Perayaan Idul Fitri 1447 H Berlangsung Meriah, Presiden hingga Diaspora Rayakan Kebersamaan
Foto: (Sumber: Presiden Prabowo Subianto menyapa dan menyalami sejumlah warga yang hadir acara gelar griya (open house) di Istana Kepresidenan RI, Jakarta, Sabtu (21/3/2026) dalam rangka Hari Raya Idulfitri 1447 Hijriah. ANTARA/HO-Badan Komunikasi Pemerintah RI.)

Pantau - Gema takbir berkumandang di berbagai penjuru Indonesia menandai Hari Raya Idul Fitri 1 Syawal 1447 Hijriah yang ditetapkan jatuh pada Sabtu, 21 Maret 2026, dengan perayaan berlangsung meriah dari tingkat nasional hingga komunitas diaspora di luar negeri.

Umat Muslim merayakan Idul Fitri setelah menjalani ibadah puasa Ramadan selama satu bulan penuh dengan suasana penuh kebahagiaan.

Tradisi Lebaran seperti silaturahmi, kunjungan keluarga, serta hidangan khas seperti ketupat, opor ayam, dan rendang menjadi bagian dari perayaan.

Sejak pagi, masyarakat memadati Istana Kepresidenan Jakarta untuk mengikuti open house.

Warga mengantre panjang untuk bersilaturahmi langsung dengan Presiden Prabowo Subianto.

Presiden hadir sekitar pukul 15.00 WIB mengenakan baju koko putih, celana hitam, dan peci hitam.

Prabowo didampingi Didit Hediprasetyo menyapa dan menyalami warga serta mengucapkan selamat Idul Fitri.

Acara tersebut dihadiri sekitar 4.000 hingga 5.000 orang dengan suasana penuh kebersamaan.

Wakil Presiden Gibran Rakabuming Raka dan Selvi Ananda turut hadir bersama sejumlah pejabat negara.

Sebelumnya, Presiden juga melakukan halalbihalal dengan Susilo Bambang Yudhoyono dan Joko Widodo beserta keluarga.

Pemerintah Provinsi DKI Jakarta turut menggelar open house di Balai Kota.

Gubernur Pramono Anung mengimbau warga yang ingin bekerja di Jakarta untuk menyiapkan dokumen diri.

Di Banten, Gubernur Andra Soni merayakan Lebaran bersama anak yatim dan masyarakat.

Ia mengatakan, "Gedung Negara ini merupakan rumah rakyat dan terbuka untuk siapa saja. Saya bersyukur hari ini bisa makan ketupat bersama anak-anak yatim dan para lansia."
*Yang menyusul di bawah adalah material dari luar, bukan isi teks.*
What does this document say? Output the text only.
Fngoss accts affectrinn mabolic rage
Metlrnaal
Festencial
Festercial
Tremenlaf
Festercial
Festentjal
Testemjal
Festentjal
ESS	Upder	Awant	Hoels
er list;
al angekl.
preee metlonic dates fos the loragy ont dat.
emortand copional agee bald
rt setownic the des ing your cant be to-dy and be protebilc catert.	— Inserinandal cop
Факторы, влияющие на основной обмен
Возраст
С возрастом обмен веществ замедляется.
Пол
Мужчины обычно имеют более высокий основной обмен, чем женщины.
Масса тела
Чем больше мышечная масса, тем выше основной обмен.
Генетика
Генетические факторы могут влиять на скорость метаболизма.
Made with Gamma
Di berbagai daerah, Idul Fitri juga dimaknai sebagai momentum kebangkitan dan kebersamaan.

Di Sumatera Barat, warga terdampak bencana menjadikan Lebaran sebagai momen untuk bangkit pascabencana.
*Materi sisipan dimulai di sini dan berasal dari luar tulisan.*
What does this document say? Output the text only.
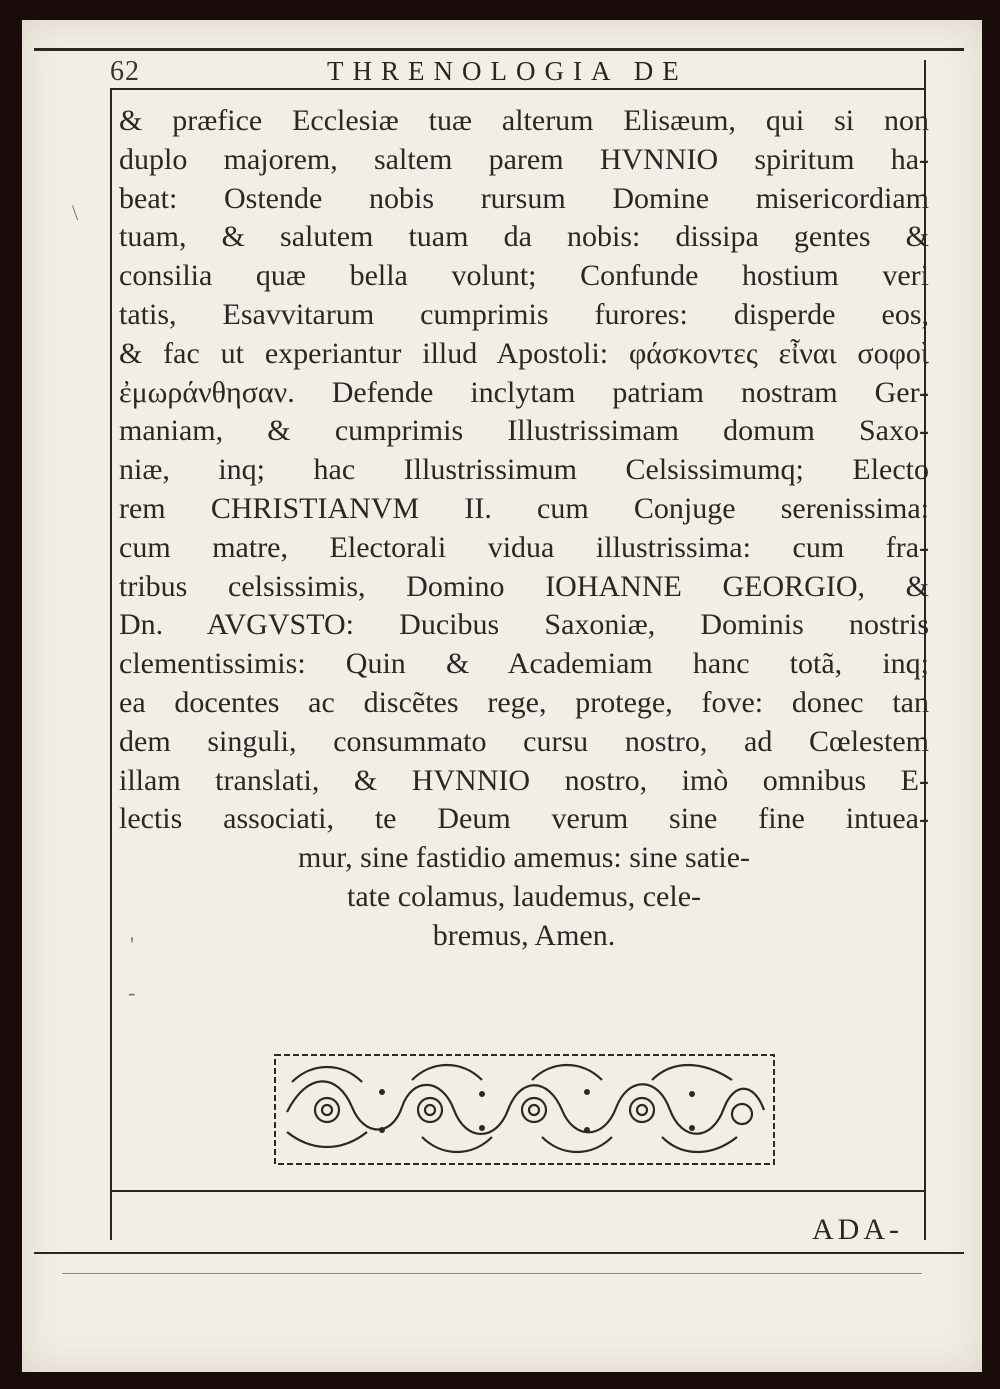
62	THRENOLOGIA DE
& præfice Ecclesiæ tuæ alterum Elisæum, qui si non
duplo majorem, saltem parem HVNNIO spiritum ha-
beat: Ostende nobis rursum Domine misericordiam
tuam, & salutem tuam da nobis: dissipa gentes &
consilia quæ bella volunt; Confunde hostium veri
tatis, Esavvitarum cumprimis furores: disperde eos,
& fac ut experiantur illud Apostoli: φάσκοντες εἶναι σοφοὶ
ἐμωράνθησαν. Defende inclytam patriam nostram Ger-
maniam, & cumprimis Illustrissimam domum Saxo-
niæ, inq; hac Illustrissimum Celsissimumq; Electo
rem CHRISTIANVM II. cum Conjuge serenissima:
cum matre, Electorali vidua illustrissima: cum fra-
tribus celsissimis, Domino IOHANNE GEORGIO, &
Dn. AVGVSTO: Ducibus Saxoniæ, Dominis nostris
clementissimis: Quin & Academiam hanc totã, inq;
ea docentes ac discẽtes rege, protege, fove: donec tan
dem singuli, consummato cursu nostro, ad Cœlestem
illam translati, & HVNNIO nostro, imò omnibus E-
lectis associati, te Deum verum sine fine intuea-
mur, sine fastidio amemus: sine satie-
tate colamus, laudemus, cele-
bremus, Amen.
ADA-
\
'
-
Di Aceh, penyintas banjir menjaga kebersamaan dengan membuat kue Lebaran secara gotong royong.

Seorang warga mengatakan, "Setelah bencana, sering kami kumpul-kumpul untuk masak bersama dan kali ini menyambut Lebaran kami membuat kue bersama-sama."
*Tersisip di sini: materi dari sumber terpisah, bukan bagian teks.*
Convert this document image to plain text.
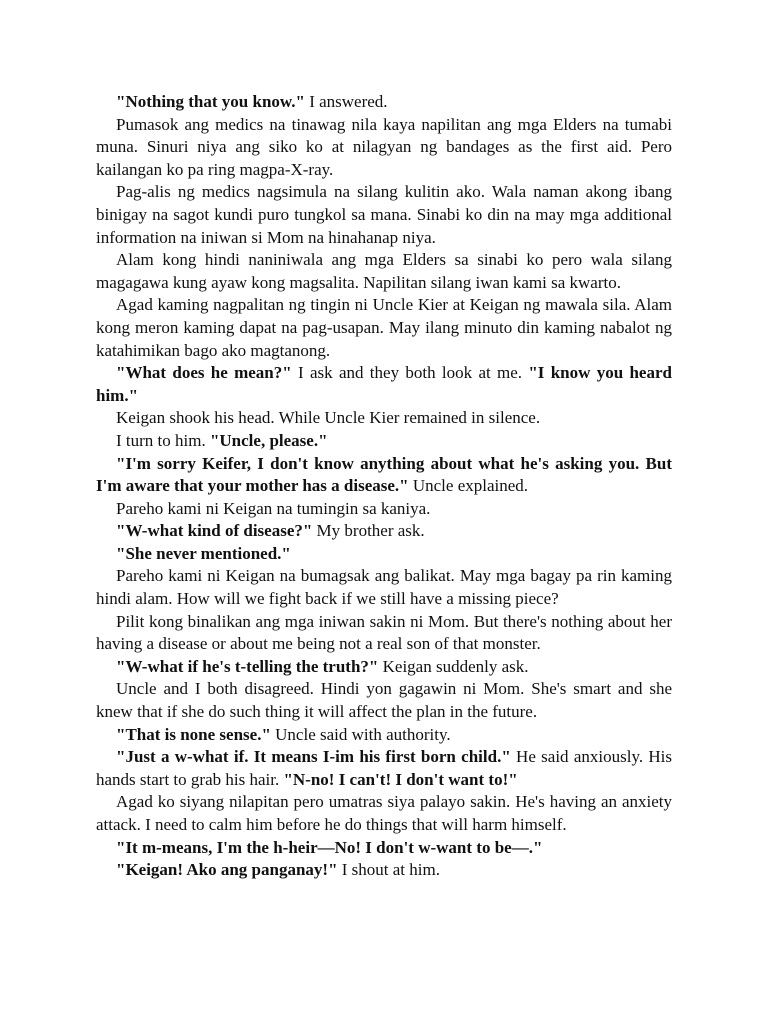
"Nothing that you know." I answered.

Pumasok ang medics na tinawag nila kaya napilitan ang mga Elders na tumabi muna. Sinuri niya ang siko ko at nilagyan ng bandages as the first aid. Pero kailangan ko pa ring magpa-X-ray.

Pag-alis ng medics nagsimula na silang kulitin ako. Wala naman akong ibang binigay na sagot kundi puro tungkol sa mana. Sinabi ko din na may mga additional information na iniwan si Mom na hinahanap niya.

Alam kong hindi naniniwala ang mga Elders sa sinabi ko pero wala silang magagawa kung ayaw kong magsalita. Napilitan silang iwan kami sa kwarto.

Agad kaming nagpalitan ng tingin ni Uncle Kier at Keigan ng mawala sila. Alam kong meron kaming dapat na pag-usapan. May ilang minuto din kaming nabalot ng katahimikan bago ako magtanong.

"What does he mean?" I ask and they both look at me. "I know you heard him."

Keigan shook his head. While Uncle Kier remained in silence.

I turn to him. "Uncle, please."

"I'm sorry Keifer, I don't know anything about what he's asking you. But I'm aware that your mother has a disease." Uncle explained.

Pareho kami ni Keigan na tumingin sa kaniya.

"W-what kind of disease?" My brother ask.

"She never mentioned."

Pareho kami ni Keigan na bumagsak ang balikat. May mga bagay pa rin kaming hindi alam. How will we fight back if we still have a missing piece?

Pilit kong binalikan ang mga iniwan sakin ni Mom. But there's nothing about her having a disease or about me being not a real son of that monster.

"W-what if he's t-telling the truth?" Keigan suddenly ask.

Uncle and I both disagreed. Hindi yon gagawin ni Mom. She's smart and she knew that if she do such thing it will affect the plan in the future.

"That is none sense." Uncle said with authority.

"Just a w-what if. It means I-im his first born child." He said anxiously. His hands start to grab his hair. "N-no! I can't! I don't want to!"

Agad ko siyang nilapitan pero umatras siya palayo sakin. He's having an anxiety attack. I need to calm him before he do things that will harm himself.

"It m-means, I'm the h-heir—No! I don't w-want to be—."

"Keigan! Ako ang panganay!" I shout at him.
Di Tapanuli Selatan, warga menerima bantuan sapi yang kemudian disembelih dan dibagikan kepada 230 kepala keluarga.

Perayaan Idul Fitri juga berlangsung di luar negeri.

Sekitar 400 warga negara Indonesia di Beijing melaksanakan salat Idul Fitri bersama di KBRI.

Perwakilan Indonesia menyampaikan, "Bulan Ramadan juga mengajarkan kepedulian sosial dan semangat saling berbagi. KBRI Beijing mengoordinasikan penyaluran zakat dan sedekah bagi saudara-saudara kita di Aceh dan daerah lain yang tengah terdampak berbagai bencana alam di Indonesia."

Di Finlandia dan Turki, diaspora Indonesia turut merayakan Idul Fitri dengan menekankan kebersamaan dan solidaritas.

Disampaikan pula, "Saya mengajak seluruh masyarakat Indonesia, khususnya yang berada di Turki, untuk terus menumbuhkan kepedulian dan solidaritas, baik antarwarga Indonesia maupun antarbangsa."

Sementara itu, di beberapa negara Timur Tengah, KBRI meniadakan pelaksanaan salat Idul Fitri bersama karena pertimbangan situasi keamanan.

Warga negara Indonesia diimbau tetap menjaga keselamatan dan merayakan Idul Fitri secara khidmat sesuai kondisi setempat.